Bölüm 68: Bir Kelebek Kanat Çırptı...

25.5K 2.7K 5K
                                    

***

♫ Bölüm Şarkısı: Billie Marten - Mice ♫

***

"Zaman gelir, bütün kozmik kilitler bir noktada gevşer ve kainat, birkaç dakikalığına açılıp nelerin mümkün olduğunu size gösterir."

Tek düze giden bir yaşantının, spot ışıklarıyla çevrili, büyülü bir sahneye taşındığı o an, Field of Dreams'de bu sözlerle anlatılmıştı.

Çünkü bir rivayete göre öyle bir gün gelecekti ki, kainat o büyülü sahnede bize pencerelerini açacak ve yaşadığımız o sıradan hayatın, küçük dokunuşlarla nasıl bir mucizeye gebe kalabileceğini, tüm cömertliği ile gösterecekti. Ve işte evrenin insana, öngörüsünü mümkün kıldığı bu sihir, bazıları için bir kırılma noktası olacaktı.

O noktadan geçmiş bir insan tam olarak şöyle diyecekti:

"Bir daha hiçbir şey eskisi gibi olmadı..."

Bu doğru fakat eksikti.

Çünkü sistem bazen, tam olarak böyle işlemiyordu.

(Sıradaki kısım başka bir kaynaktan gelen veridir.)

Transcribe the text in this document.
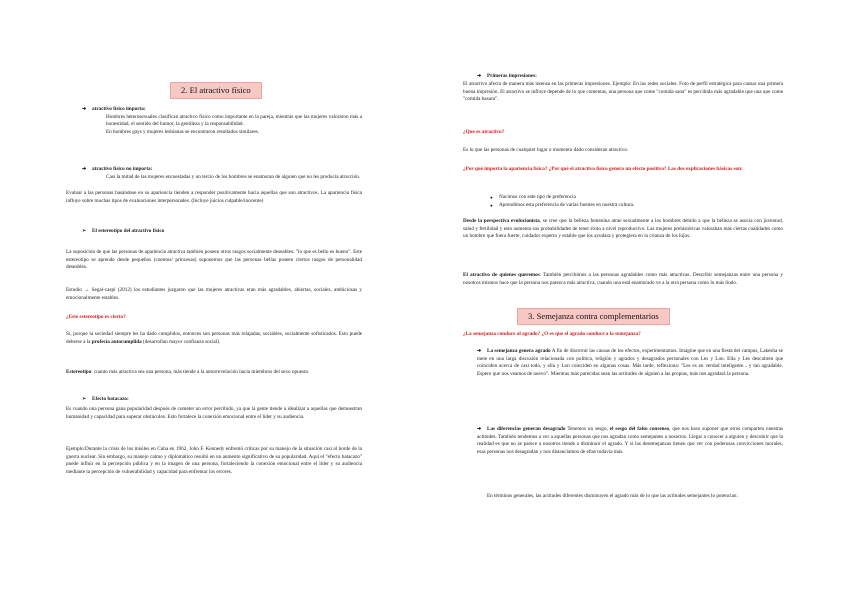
2. El atractivo físico

➔ atractivo físico importa:

Hombres heterosexuales clasifican atractivo físico como importante en la pareja, mientras que las mujeres valoraron más a honestidad, el sentido del humor, la gentileza y la responsabilidad.

En hombres gays y mujeres lesbianas se encontraron resultados similares.

➔ atractivo físico no importa:

Casi la mitad de las mujeres encuestadas y un tercio de los hombres se enamoran de alguien que no les producía atracción.

Evaluar a las personas basándose en su apariencia tienden a responder positivamente hacia aquellas que son atractivos. La apariencia física influye sobre muchas tipos de evaluaciones interpersonales. (Incluye juicios culpable/inocente)

➢ El estereotipo del atractivo físico

La suposición de que las personas de apariencia atractiva también poseen otros rasgos socialmente deseables: "lo que es bello es bueno". Este estereotipo se aprende desde pequeños (cuentos/ princesas) suponemos que las personas bellas poseen ciertos rasgos de personalidad deseables.

Estudio → Segal-caspi (2012) los estudiantes juzgaron que las mujeres atractivas eran más agradables, abiertas, sociales, ambiciosas y emocionalmente estables.

¿Este estereotipo es cierto?

Sí, porque la sociedad siempre les ha dado cumplidos, entonces son personas más relajadas, sociables, socialmente sofisticados. Esto puede deberse a la profecía autocumplida (desarrollan mayor confianza social).

Estereotipo: cuanto más atractiva sea una persona, más tiende a la autorrevelación hacia miembros del sexo opuesto.

➢ Efecto batacazo:

Es cuando una persona gana popularidad después de cometer un error percibido, ya que la gente tiende a idealizar a aquellas que demuestran humanidad y capacidad para superar obstáculos. Esto fortalece la conexión emocional entre el líder y su audiencia.

Ejemplo:Durante la crisis de los misiles en Cuba en 1962, John F. Kennedy enfrentó críticas por su manejo de la situación casi al borde de la guerra nuclear. Sin embargo, su manejo calmo y diplomático resultó en un aumento significativo de su popularidad. Aquí el "efecto batacazo" puede influir en la percepción pública y en la imagen de una persona, fortaleciendo la conexión emocional entre el líder y su audiencia mediante la percepción de vulnerabilidad y capacidad para enfrentar los errores.

➔ Primeras impresiones:

El atractivo afecta de manera más intensa en las primeras impresiones. Ejemplo: En las redes sociales: Foto de perfil estratégica para causar una primera buena impresión. El atractivo se influye depende de lo que comentas, una persona que come "comida sana" es percibida más agradable que una que come "comida basura".

¿Que es atractivo?

Es lo que las personas de cualquier lugar o momento dado consideran atractivo.

¿Por qué importa la apariencia física? ¿Por qué el atractivo físico genera un efecto positivo? Las dos explicaciones básicas son:

● Nacimos con este tipo de preferencia
● Aprendimos esta preferencia de varias fuentes en nuestra cultura.

Desde la perspectiva evolucionista, se cree que la belleza femenina atrae sexualmente a los hombres debido a que la belleza se asocia con juventud, salud y fertilidad y esto aumenta sus probabilidades de tener éxito a nivel reproductivo. Las mujeres prehistóricas valoraban más ciertas cualidades como un hombre que fuera fuerte, cuidador experto y estable que los ayudara y protegiera en la crianza de los hijos.

El atractivo de quienes queremos: También percibimos a las personas agradables como más atractivas. Describir semejanzas entre una persona y nosotros mismos hace que la persona nos parezca más atractiva, cuando una está enamorado ve a la otra persona como lo más lindo.

3. Semejanza contra complementarios

¿La semejanza conduce al agrado? ¿O es que el agrado conduce a la semejanza?

➔ La semejanza genera agrado A fin de discernir las causas de los efectos, experimentamos. Imagine que en una fiesta del campus, Lakesha se mete en una larga discusión relacionada con política, religión y agrados y desagrados personales con Les y Lon. Ella y Les descubren que coinciden acerca de casi todo, y ella y Lon coinciden en algunas cosas. Más tarde, reflexiona: "Les es en verdad inteligente... y tan agradable. Espero que nos veamos de nuevo". Mientras más parecidas sean las actitudes de alguien a las propias, más nos agradará la persona.

➔ Las diferencias generan desagrado Tenemos un sesgo, el sesgo del falso consenso, que nos hace suponer que otros comparten nuestras actitudes. También tendemos a ver a aquellas personas que nos agradan como semejantes a nosotros. Llegar a conocer a alguien y descubrir que la realidad es que no se parece a nosotros tiende a disminuir el agrado. Y si las desemejanzas tienen que ver con poderosas convicciones morales, esas personas nos desagradan y nos distanciamos de ellas todavía más.

En términos generales, las actitudes diferentes disminuyen el agrado más de lo que las actitudes semejantes lo potencian.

Kainat, kusursuz cömertliği ile bizleri çıkardığı o büyülü sahnede, hakikate uzanan penceresini aralarken, gökyüzünde çırpılan bir çift kanat, tüm döngüyü alt üst edebiliyordu.

Çünkü mucizeler, alt üst olabiliyordu.

Edward Lorenz'in 'Kaos'u, teoriden fazlasıydı.

Bir kelebek kanat çırpacak ve yaşamın içindeki bütün örüntüler son şeklini, baktığınız pencereden çok daha farklı şekilde alacaktı.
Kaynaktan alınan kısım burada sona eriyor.